When a water changes is needed the left rear chamber can be emptied via a drain tube with a valve... then simply heated and pumped through the system...

any thoughts...

the foot print is 10"x10" and it is approx 12 inches tall... the rear chambers have a foot print of 5"x5"... this should add about 5 gallons to the volume of the tank...

prolly going get like a 80 gph pump and runn 60 or so to the tank and 20 to the fuge...

-me


----------



## jones57742 (Sep 8, 2007)

predator

I have absolutely no experience with salt water and the closest that I have ever come to a refugium is the induction of plants into and lighting for the second chamber of my sump.

The details which you posted appear similar to several prefab wet/drys.

Having said the above and IMHO you will be way better off, if you have the available space, to use a horizontal instead of a substantially vertical process.

In addition and as I am sure you know the rated capacity of the external pump which you are proposing is based on zero head and the pump size will need to be based on head (energy) losses and the head/discharge curve for your pump.

Based on my visiting with SW folks the rate of flow required in the tank is much greater than that which will allow appropriate filtration.
The wet/dry will only be effective at turnovers of 10 per hour or less.
Hence they have power heads in their tanks.

TR


----------



## predator (Jan 28, 2005)

I guess i should have expained better... this will be running a 10 gallon tank MSOWLR (mantis shrimp) tank and will be sitting right beside the tank so no head...

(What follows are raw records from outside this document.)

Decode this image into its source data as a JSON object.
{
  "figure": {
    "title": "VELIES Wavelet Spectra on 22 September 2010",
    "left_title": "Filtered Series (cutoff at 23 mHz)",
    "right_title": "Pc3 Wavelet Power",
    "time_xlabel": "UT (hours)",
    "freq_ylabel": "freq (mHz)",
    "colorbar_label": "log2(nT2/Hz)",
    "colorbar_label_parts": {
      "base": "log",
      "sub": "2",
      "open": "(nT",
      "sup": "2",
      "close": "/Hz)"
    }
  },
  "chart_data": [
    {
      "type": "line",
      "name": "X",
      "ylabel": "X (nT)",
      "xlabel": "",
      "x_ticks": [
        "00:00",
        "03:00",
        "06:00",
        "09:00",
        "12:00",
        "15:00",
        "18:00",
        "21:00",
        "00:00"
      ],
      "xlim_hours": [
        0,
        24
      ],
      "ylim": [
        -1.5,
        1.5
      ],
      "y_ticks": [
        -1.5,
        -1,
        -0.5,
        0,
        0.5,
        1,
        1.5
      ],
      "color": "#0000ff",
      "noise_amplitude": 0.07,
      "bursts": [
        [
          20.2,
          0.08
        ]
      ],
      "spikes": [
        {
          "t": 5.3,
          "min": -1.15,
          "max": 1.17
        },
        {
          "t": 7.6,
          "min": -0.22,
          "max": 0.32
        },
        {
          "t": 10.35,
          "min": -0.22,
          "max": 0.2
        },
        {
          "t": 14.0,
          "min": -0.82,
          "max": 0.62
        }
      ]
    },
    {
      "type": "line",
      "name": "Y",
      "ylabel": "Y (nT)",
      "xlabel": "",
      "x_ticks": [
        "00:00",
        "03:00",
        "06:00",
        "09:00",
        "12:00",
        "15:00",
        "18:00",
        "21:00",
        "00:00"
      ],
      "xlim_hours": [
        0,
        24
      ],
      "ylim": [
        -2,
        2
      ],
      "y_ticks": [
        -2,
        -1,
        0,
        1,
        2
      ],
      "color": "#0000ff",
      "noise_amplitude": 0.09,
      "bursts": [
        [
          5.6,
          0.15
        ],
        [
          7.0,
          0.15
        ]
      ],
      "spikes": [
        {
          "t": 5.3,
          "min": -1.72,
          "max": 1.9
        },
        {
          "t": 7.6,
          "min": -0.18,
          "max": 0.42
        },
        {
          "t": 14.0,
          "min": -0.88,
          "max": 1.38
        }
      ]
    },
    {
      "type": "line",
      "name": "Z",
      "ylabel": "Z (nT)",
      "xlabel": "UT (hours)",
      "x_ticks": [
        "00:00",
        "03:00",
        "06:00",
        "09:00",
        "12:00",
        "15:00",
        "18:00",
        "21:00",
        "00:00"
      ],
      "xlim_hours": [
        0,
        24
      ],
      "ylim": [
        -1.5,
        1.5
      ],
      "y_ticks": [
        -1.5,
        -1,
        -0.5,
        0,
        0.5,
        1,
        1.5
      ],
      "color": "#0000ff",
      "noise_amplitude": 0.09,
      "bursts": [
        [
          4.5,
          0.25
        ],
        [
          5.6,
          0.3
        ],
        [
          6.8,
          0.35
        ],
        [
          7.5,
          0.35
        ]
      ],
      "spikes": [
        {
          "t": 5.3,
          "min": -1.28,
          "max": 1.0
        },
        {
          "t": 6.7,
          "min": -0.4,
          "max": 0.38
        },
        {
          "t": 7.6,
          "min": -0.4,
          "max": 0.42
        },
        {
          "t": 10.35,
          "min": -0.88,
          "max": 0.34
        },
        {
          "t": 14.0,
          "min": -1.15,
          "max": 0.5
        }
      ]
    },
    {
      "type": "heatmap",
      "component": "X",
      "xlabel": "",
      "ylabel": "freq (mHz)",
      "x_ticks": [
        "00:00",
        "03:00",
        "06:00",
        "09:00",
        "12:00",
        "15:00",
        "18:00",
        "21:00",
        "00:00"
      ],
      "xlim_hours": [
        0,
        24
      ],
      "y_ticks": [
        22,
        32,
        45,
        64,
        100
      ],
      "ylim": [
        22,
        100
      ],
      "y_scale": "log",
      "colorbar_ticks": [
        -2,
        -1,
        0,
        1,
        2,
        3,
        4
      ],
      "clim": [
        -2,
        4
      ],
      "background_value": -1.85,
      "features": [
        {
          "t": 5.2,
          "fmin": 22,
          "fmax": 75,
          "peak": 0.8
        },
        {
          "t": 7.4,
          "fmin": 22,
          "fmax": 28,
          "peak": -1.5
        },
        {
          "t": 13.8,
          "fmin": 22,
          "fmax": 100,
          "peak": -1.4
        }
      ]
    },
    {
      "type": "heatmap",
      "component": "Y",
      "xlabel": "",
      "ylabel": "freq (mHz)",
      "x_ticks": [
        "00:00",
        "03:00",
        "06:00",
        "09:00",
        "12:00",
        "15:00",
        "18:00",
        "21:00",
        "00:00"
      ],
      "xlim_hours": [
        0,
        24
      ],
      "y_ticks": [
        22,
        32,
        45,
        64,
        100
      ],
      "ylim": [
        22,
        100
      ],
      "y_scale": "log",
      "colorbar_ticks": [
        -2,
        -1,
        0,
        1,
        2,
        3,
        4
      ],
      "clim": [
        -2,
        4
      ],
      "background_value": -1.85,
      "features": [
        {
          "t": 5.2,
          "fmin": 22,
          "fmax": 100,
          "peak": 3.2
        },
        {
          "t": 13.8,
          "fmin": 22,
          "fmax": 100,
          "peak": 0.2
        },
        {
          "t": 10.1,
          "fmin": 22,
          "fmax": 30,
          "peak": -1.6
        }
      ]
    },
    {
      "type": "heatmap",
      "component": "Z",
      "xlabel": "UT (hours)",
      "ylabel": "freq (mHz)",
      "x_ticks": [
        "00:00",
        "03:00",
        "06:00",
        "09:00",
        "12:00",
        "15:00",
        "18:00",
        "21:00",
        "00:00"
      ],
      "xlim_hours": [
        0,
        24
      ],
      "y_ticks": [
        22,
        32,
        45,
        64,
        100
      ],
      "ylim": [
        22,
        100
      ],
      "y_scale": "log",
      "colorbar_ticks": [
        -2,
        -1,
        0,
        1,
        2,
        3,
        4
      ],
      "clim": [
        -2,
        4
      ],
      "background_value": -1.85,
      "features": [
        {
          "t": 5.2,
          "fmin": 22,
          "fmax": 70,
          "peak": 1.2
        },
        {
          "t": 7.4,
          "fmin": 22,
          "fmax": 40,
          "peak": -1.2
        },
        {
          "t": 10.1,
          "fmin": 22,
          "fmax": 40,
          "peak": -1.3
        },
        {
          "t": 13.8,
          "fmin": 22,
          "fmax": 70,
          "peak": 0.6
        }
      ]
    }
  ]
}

What is the right turn over rate for a fuge? like 5/hour or less?

-me


----------



## leveldrummer (May 27, 2005)

no offense, but it seems overly complicated, why not just set up a small 5 or 7 gallon tank, with a light over it, have gravity feed into the tank, and a small pump that returns the water into the main tank, or... just keep up with the water changes on the 10 gallon, all this stuff isnt really neccesary at all unless you just really want a fuge.


----------